Not so long ago… if a web page was slow, you would blame the device performance, or the Internet connection speed. You would get yourself a tea or a cup of coffee before sitting down for an online banking session so it would not feel like waiting.
Anyone facing a similar experience today would immediately switch to another website or a bank with better online services. This helps us realize that the way we should design and write software today is much more different and challenging that it used to be just a few years ago. It is no longer enough to have a consistent, valuable and user centric business logic. Powerful user hardware, security threats, high Internet bandwidth, increasing number of online users and many more other factors are pushing the limits of how software gets built.
Gaming, e-commerce, telecom, banking, electronic payments, media providers, online betting, most business domains today cannot survive without having its software scalable, fault tolerant, responding in a timely manner, adaptive to variable workload, and I am sure that you can add a few more to this list. Forced to re-think technologies and best practices, people sharing the same impediments teamed up and identified patterns that led to better solutions. This process lasted over a decade for certain business domains like telecom. During this time, the emerging principles were successfully applied without being properly formalized.
In 2013, Jonas Bonér, Dave Farley, Roland Kuhn, and Martin Thompson made public a set of core principles that help build software that can withstand the needs of businesses like LinkedIn, Walmart, PayPal, Netflix and may other major worldwide companies. The Reactive Manifesto provides the definition for Reactive Systems and the strategic advantages that they bring to the table. This approach had a huge success and many software solution providers, middleware vendors and Fortune 2000 companies have embraced these concepts.
Reactive System Architecture in a nutshell
Reactive System Architecture is a set of practices and design principles meant to make the system responsive, resilient, elastic and message driven. This allows multiple individual applications to perform as a single unit, reacting to its surroundings while remaining aware of each other.
A Reactive System will always:
- Provide rapid and consistent response times.
- Be resilient to failure such that parts of the system can fail and recover without compromising the system as a whole. After a failure, the system must remain responsive. This is achieved through the combined use of replication, isolation, and delegation. This is also known as high-availability.
- Scale up and down depending on varying load conditions. Elasticity is the system’s ability to shard or replicate components and distribute inputs among them.
- Have its components loosely coupled and isolated, communicating between each other via asynchronous message passing.
What’s in it?
The Reactive Manifesto it is not a “definition of done”, but more a starting point for building Reactive Systems. Improving each nonfunctional criteria of your system becomes a craft. For example, instead of a system being simply elastic, it can be designed to have predictive scaling. Or, instead of failing under massive load, a component can be enhanced to provide backpressure. One way to achieve consistency is to separate commands from queries. This means separating the data models for updates and reads which results into an approach that tracks each individual data change rather than the last state of the entire data model. This is also known as CQRS.
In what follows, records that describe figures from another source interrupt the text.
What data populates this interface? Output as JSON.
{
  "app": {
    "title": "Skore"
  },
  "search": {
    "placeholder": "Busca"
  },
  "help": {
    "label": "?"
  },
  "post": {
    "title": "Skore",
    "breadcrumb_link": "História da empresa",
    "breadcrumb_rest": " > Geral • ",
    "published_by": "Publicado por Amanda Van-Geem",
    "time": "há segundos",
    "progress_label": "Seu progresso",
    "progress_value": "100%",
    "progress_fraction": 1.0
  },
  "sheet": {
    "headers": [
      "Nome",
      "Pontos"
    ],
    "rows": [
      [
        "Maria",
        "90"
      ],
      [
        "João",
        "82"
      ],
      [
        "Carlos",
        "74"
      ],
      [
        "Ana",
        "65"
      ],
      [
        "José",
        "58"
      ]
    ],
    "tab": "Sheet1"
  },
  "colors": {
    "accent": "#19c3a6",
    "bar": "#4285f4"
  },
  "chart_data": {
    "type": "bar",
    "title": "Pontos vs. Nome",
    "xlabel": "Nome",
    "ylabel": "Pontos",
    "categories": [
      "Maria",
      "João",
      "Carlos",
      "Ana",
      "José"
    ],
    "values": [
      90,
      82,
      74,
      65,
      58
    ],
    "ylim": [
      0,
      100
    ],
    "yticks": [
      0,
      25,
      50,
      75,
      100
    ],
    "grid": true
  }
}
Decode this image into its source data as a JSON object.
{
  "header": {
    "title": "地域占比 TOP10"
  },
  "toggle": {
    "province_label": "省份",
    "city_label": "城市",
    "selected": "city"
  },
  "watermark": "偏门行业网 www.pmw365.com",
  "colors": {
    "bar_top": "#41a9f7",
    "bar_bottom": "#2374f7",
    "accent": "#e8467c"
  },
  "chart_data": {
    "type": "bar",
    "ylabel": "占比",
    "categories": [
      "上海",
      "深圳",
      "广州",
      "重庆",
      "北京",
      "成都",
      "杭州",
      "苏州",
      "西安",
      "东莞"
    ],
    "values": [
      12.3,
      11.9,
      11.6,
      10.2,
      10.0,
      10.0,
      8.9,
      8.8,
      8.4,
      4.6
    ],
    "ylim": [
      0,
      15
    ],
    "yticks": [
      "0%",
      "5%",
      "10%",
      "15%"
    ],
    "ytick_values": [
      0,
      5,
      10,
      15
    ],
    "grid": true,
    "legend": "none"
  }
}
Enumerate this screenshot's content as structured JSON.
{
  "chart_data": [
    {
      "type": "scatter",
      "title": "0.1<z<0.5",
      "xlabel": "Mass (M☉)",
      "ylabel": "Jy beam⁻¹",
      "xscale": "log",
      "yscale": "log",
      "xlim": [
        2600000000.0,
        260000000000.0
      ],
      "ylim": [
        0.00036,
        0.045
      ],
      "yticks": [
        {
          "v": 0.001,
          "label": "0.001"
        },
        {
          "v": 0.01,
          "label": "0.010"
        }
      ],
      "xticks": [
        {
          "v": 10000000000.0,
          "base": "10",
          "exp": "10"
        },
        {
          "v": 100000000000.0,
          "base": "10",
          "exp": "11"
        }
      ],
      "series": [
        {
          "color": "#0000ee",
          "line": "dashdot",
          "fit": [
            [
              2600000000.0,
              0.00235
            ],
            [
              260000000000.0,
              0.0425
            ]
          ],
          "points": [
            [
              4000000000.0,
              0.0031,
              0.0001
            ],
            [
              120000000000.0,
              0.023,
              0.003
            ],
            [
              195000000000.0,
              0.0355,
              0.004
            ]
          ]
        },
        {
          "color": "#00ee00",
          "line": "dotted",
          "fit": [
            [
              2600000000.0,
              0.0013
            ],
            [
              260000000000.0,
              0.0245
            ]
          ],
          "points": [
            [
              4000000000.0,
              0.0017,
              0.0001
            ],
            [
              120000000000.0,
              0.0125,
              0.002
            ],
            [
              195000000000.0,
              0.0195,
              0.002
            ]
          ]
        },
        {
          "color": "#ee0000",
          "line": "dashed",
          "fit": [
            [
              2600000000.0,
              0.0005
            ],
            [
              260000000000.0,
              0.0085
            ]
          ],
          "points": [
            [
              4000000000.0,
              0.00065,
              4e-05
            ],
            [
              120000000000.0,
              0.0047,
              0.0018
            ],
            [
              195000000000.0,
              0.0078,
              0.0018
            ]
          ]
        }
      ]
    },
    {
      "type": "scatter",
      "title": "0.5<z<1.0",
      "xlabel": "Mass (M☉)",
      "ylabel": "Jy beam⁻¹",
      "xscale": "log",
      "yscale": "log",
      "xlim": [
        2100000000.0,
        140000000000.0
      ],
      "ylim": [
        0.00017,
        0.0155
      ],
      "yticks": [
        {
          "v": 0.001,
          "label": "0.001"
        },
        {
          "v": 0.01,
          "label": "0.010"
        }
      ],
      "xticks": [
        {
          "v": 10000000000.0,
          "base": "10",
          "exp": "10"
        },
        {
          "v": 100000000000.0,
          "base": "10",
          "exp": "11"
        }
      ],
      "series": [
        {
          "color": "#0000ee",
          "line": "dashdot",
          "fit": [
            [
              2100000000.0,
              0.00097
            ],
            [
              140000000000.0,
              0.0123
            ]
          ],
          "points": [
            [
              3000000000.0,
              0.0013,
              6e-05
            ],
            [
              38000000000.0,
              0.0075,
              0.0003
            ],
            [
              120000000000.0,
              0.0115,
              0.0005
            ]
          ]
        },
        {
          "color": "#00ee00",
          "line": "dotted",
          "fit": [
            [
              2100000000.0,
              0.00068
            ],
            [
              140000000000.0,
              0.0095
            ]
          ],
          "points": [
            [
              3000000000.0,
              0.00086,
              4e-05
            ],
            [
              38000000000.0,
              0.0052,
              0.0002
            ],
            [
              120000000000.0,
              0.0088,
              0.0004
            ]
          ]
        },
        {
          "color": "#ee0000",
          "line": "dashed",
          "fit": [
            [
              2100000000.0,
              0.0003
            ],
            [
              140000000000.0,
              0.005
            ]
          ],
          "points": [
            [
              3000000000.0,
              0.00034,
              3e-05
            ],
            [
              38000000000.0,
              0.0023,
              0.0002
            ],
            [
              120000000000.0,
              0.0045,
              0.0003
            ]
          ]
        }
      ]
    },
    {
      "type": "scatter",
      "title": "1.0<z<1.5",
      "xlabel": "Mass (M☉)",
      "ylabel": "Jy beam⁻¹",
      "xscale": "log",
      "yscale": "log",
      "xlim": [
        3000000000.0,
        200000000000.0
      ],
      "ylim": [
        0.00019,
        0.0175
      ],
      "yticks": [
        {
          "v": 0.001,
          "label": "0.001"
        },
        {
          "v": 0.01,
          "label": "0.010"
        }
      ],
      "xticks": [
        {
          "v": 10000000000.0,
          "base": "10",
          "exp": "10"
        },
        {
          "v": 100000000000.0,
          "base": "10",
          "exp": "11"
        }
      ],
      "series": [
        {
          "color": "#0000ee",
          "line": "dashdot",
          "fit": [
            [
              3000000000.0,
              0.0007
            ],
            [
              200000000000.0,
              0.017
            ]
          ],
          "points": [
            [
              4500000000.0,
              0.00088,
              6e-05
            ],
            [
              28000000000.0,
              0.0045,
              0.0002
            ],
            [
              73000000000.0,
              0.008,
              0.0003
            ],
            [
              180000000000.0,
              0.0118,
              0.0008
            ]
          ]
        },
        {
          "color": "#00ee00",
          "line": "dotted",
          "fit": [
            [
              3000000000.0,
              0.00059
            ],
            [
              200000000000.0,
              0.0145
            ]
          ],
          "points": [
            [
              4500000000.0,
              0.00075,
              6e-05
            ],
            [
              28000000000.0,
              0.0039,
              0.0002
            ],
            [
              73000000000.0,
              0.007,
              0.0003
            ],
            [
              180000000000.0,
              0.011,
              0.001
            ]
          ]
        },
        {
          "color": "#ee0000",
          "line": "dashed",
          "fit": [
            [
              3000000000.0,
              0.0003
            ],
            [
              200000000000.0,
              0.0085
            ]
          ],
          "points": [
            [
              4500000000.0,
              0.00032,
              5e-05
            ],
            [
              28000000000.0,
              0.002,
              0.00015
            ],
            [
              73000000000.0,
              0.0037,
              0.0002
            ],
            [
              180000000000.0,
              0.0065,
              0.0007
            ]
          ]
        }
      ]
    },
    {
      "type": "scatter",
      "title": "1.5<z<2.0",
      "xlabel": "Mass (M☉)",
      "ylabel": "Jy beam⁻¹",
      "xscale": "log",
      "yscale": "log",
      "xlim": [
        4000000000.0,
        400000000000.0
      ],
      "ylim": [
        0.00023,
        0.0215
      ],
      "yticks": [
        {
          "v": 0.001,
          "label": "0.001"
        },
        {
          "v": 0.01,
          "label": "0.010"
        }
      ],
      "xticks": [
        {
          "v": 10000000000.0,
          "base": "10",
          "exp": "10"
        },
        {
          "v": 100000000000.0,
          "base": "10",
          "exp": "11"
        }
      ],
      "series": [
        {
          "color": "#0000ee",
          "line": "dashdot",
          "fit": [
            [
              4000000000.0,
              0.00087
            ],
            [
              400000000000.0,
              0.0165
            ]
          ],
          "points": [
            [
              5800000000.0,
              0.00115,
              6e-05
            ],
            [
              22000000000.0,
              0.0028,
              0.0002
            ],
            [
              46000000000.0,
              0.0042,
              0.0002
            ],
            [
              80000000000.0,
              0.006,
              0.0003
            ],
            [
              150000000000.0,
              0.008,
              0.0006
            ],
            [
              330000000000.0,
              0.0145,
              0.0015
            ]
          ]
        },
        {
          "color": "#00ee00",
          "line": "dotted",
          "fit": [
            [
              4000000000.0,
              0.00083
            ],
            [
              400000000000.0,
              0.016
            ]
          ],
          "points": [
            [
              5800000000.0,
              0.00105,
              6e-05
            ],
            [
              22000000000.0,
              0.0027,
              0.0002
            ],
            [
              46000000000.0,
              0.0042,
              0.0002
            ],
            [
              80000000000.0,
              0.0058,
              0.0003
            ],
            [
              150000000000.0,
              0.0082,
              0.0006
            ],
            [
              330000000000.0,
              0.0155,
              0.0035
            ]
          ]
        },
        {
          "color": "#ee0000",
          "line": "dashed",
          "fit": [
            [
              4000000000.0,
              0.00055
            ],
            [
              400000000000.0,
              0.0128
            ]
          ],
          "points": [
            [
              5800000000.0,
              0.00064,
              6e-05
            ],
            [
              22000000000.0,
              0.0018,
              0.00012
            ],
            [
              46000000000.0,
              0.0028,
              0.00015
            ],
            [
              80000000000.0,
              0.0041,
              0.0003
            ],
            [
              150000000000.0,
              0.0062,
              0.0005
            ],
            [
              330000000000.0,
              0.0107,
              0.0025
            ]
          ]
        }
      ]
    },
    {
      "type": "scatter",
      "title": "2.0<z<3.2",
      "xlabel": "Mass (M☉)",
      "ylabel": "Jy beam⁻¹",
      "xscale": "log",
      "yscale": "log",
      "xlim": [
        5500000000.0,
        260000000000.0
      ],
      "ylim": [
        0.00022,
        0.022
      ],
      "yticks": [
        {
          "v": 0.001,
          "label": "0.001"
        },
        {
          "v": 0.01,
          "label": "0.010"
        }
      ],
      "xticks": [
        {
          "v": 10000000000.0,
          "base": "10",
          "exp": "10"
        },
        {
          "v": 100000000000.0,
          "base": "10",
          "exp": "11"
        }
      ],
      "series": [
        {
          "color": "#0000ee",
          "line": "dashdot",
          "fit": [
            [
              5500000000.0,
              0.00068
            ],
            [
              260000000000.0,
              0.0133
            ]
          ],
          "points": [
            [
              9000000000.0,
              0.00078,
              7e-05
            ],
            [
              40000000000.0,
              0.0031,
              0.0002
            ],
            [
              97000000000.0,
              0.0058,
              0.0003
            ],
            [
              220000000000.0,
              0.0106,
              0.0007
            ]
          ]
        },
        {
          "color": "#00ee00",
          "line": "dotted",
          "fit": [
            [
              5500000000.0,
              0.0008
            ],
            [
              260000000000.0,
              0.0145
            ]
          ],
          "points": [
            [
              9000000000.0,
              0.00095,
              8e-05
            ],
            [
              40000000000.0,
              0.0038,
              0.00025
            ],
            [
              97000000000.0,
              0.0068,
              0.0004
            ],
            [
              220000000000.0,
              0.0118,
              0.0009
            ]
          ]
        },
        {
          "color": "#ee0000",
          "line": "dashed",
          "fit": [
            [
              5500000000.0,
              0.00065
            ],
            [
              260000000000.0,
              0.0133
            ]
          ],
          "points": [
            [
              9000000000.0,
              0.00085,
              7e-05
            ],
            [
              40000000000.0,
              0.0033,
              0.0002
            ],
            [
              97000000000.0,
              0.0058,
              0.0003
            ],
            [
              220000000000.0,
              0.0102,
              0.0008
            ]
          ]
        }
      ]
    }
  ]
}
Building reactive systems requires a reactive mindset. As a developer the key is to embrace the fact that you no longer invoke your components and tell them what to do, you just let them do their job whenever they receive an event. Reactive Programming is all about decomposing the problem into steps and making them execute in an asynchronous and non-blocking fashion. This simplifies isolating and encapsulating internal business logic and managing the information flow. It also makes things easier to test. Either you use an object-oriented programming language or a functional one, the mindset remains the same, only the tools and libraries differ.
Hardware is no longer an issue. Servers with 64 vCPU and 128 GB of memory are now one click away. One of the challenges that we are currently facing is figuring out how to build our microservices in such a way that we turn processing power into responsiveness, while ensuring that we make the best of tomorrow’s hardware.